5. The method for synthesizing a diphthalocyanine dye for green display photoresist pigment paste as described in claim 3, characterized in that, In step (1), the reaction temperature of the coupling reaction is 20℃~100℃.

6. The method for synthesizing a diphthalocyanine dye for green display photoresist pigment paste as described in claim 3, characterized in that, In step (2), the zinc salt is any one or more of zinc chloride, zinc bromide, zinc iodide, zinc acetate, and zinc trifluoroacetate; In step (2), the molar ratio of the zinc salt to the bridging intermediate B is 3:1 to 1.5:

1.

7. The method for synthesizing a diphthalocyanine dye for green display photoresist pigment paste as described in claim 3, characterized in that, In step (2), the functionalized phthalonitrile contains one or more of the following: halogen substituents, alkoxy substituents, phenoxy substituents, mercapto substituents, and sulfonyl substituents.

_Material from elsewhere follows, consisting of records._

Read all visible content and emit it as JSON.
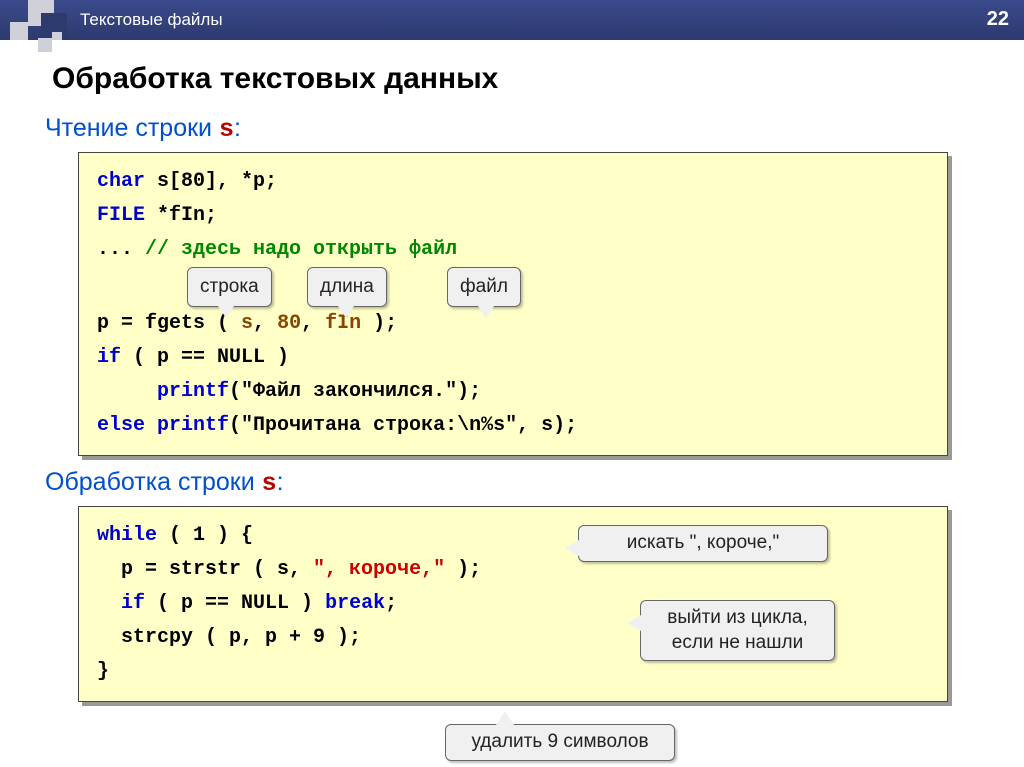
{
  "header": {
    "title": "Текстовые файлы",
    "page_number": "22"
  },
  "main_title": "Обработка текстовых данных",
  "section1": {
    "title_prefix": "Чтение строки ",
    "title_code": "s",
    "title_suffix": ":",
    "code": {
      "l1_kw": "char",
      "l1_rest": " s[80], *p;",
      "l2_kw": "FILE",
      "l2_rest": " *fIn;",
      "l3a": "... ",
      "l3_comment": "// здесь надо открыть файл",
      "l4a": "p = fgets ( ",
      "l4b": "s",
      "l4c": ", ",
      "l4d": "80",
      "l4e": ", ",
      "l4f": "fIn",
      "l4g": " );",
      "l5_kw": "if",
      "l5_rest": " ( p == NULL )",
      "l6_kw": "printf",
      "l6_rest": "(\"Файл закончился.\");",
      "l7_kw": "else",
      "l7_fn": " printf",
      "l7_rest": "(\"Прочитана строка:\\n%s\", s);"
    },
    "pills": {
      "p1": "строка",
      "p2": "длина",
      "p3": "файл"
    }
  },
  "section2": {
    "title_prefix": "Обработка строки ",
    "title_code": "s",
    "title_suffix": ":",
    "code": {
      "l1_kw": "while",
      "l1_rest": " ( 1 ) {",
      "l2a": "  p = strstr ( s, ",
      "l2b": "\", короче,\"",
      "l2c": " );",
      "l3_kw": "if",
      "l3_mid": " ( p == NULL ) ",
      "l3_brk": "break",
      "l3_end": ";",
      "l4": "  strcpy ( p, p + 9 );",
      "l5": "}"
    },
    "callouts": {
      "c1": "искать \", короче,\"",
      "c2a": "выйти из цикла,",
      "c2b": "если не нашли",
      "c3": "удалить 9 символов"
    }
  }
}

8. The method for synthesizing a diphthalocyanine dye for green display photoresist pigment paste as described in claim 3, characterized in that, In step (2), the functionalized phthalonitrile is selected from any one of 4,5-bis(2-ethoxyethoxy)phthalonitrile, 4,5-bis(2-ethoxyethoxy)-3,6-dichlorophthalonitrile, and 4,5-bis(2-ethoxyethoxy)-3,6-difluorophthalonitrile.

9. The method for synthesizing a diphthalocyanine dye for green display photoresist pigment paste as described in claim 3, characterized in that, In step (2), the solvent used in the cyclization reaction is one or more of n-pentanol, benzonitrile, N,N-dimethylformamide, and 1,2-dichlorobenzene.

10. The method for synthesizing a diphthalocyanine dye for green display photoresist pigment paste as described in claim 3, characterized in that, In step (2), the cyclization reaction is carried out at a temperature of 130°C to 190°C.